Confirmation. President Trump’s pick for Army Secretary, however, looks like he’ll have an even tougher time in the confirmation process because of his harsh views of transgender people. The Hill reports that LGBT rights groups are gearing up to oppose Mark Green for Army Secretary because of his comments claiming “transgender is a disease,” that “armed citizens” should fight the government to stop its enforcement of rights for such groups, and because of legislation he sponsored in the Tennessee state Senate allowing therapists to deny care to LGBT people. Sen. Kirsten Gillibrand (D-NY) has signaled opposition to Green’s nomination, saying she has “serious concerns” about him.

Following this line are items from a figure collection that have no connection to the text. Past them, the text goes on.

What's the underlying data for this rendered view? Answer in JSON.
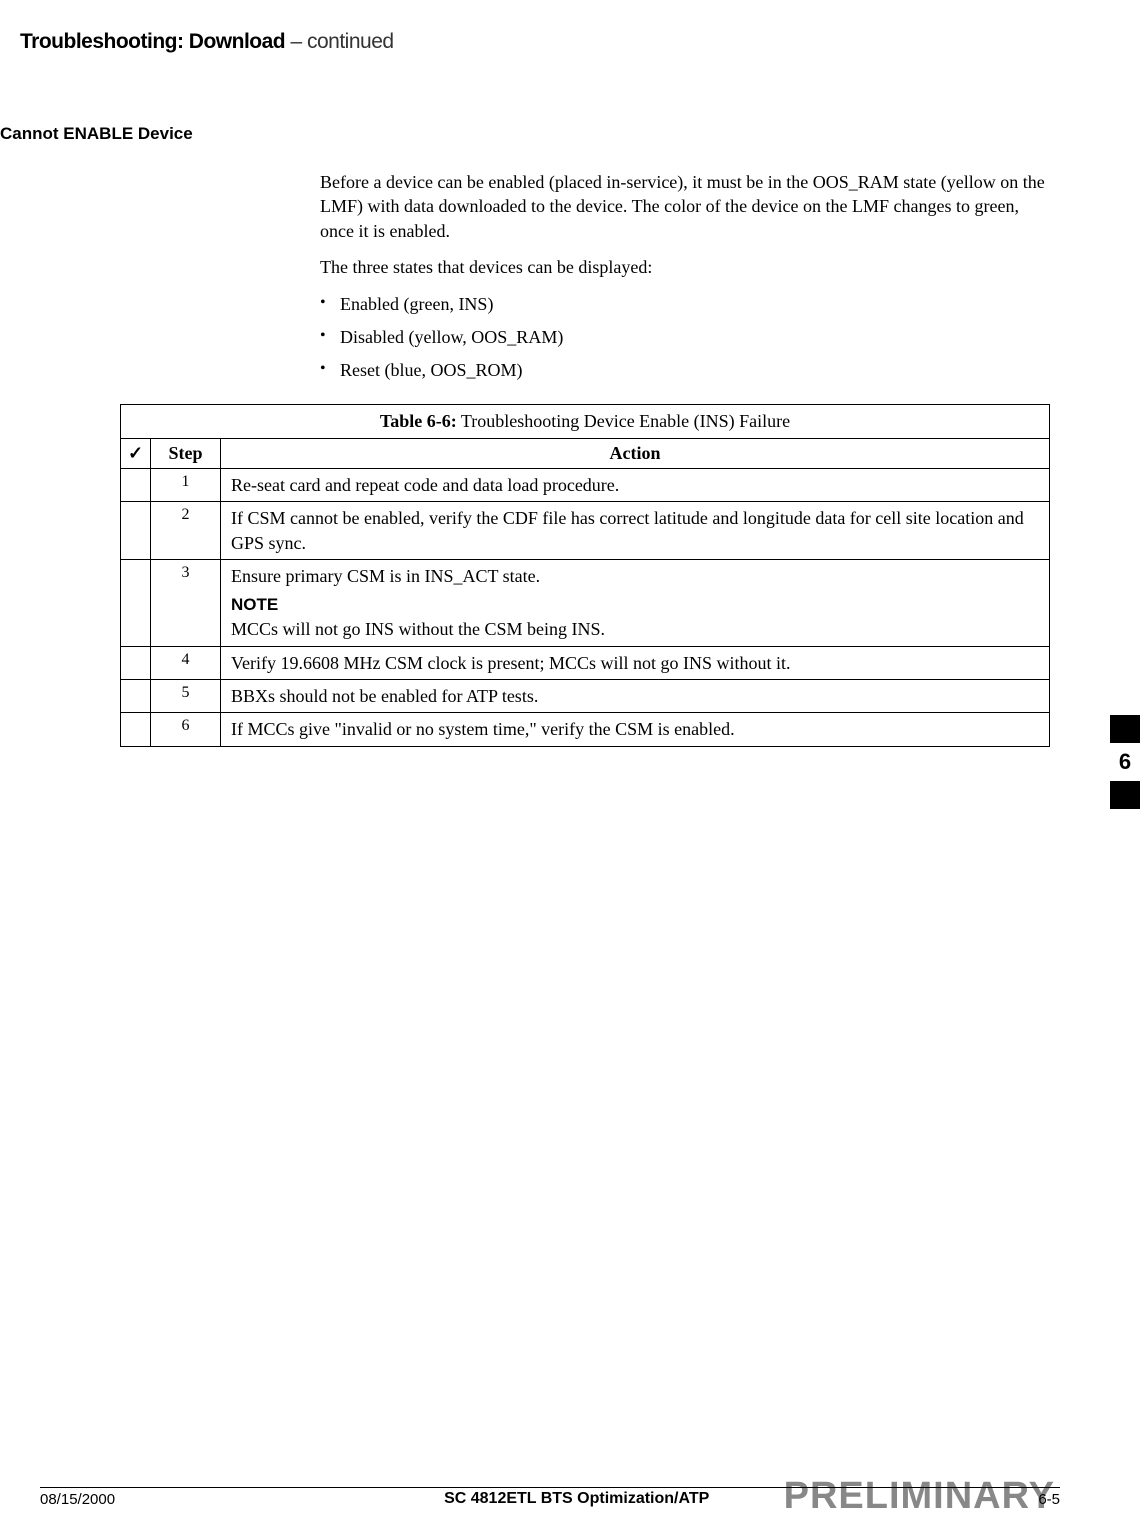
{
  "header": {
    "title_bold": "Troubleshooting: Download",
    "title_light": " – continued"
  },
  "section": {
    "heading": "Cannot ENABLE Device",
    "para1": "Before a device can be enabled (placed in-service), it must be in the OOS_RAM state (yellow on the LMF) with data downloaded to the device. The color of the device on the LMF changes to green, once it is enabled.",
    "para2": "The three states that devices can be displayed:",
    "bullets": [
      "Enabled (green, INS)",
      "Disabled (yellow, OOS_RAM)",
      "Reset (blue, OOS_ROM)"
    ]
  },
  "table": {
    "title_bold": "Table 6-6:",
    "title_rest": " Troubleshooting Device Enable (INS) Failure",
    "check_header": "✓",
    "step_header": "Step",
    "action_header": "Action",
    "rows": [
      {
        "step": "1",
        "action": "Re-seat card and repeat code and data load procedure."
      },
      {
        "step": "2",
        "action": "If CSM cannot be enabled, verify the CDF file has correct latitude and longitude data for cell site location and GPS sync."
      },
      {
        "step": "3",
        "action_line1": "Ensure primary CSM is in INS_ACT state.",
        "note_label": "NOTE",
        "action_line2": "MCCs will not go INS without the CSM being INS."
      },
      {
        "step": "4",
        "action": "Verify 19.6608 MHz CSM clock is present; MCCs will not go INS without it."
      },
      {
        "step": "5",
        "action": "BBXs should not be enabled for ATP tests."
      },
      {
        "step": "6",
        "action": "If MCCs give \"invalid or no system time,\" verify the CSM is enabled."
      }
    ]
  },
  "tab": {
    "number": "6"
  },
  "footer": {
    "date": "08/15/2000",
    "center": "SC 4812ETL BTS Optimization/ATP",
    "page": "6-5",
    "watermark": "PRELIMINARY"
  }
}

Tomahawks. The Tomahawk cruise missile garnered a fair amount of positive press in the wake of the Syrian airstrike, with slightly gauche comments from NBC’s Brian Williams calling its launch a “beautiful” sight and gushing praise from President Trump himself. Nonetheless, National Defense reports that the missile’s days may be numbered, according to Vice Chairman of the Joint Chiefs of Staff Gen. Paul Selva. Selva told an audience at the Air Force Association that the Navy is looking to retire the Tomahawk in favor of a new land attack cruise missile that can offer more lethality and survivability than its predecessor.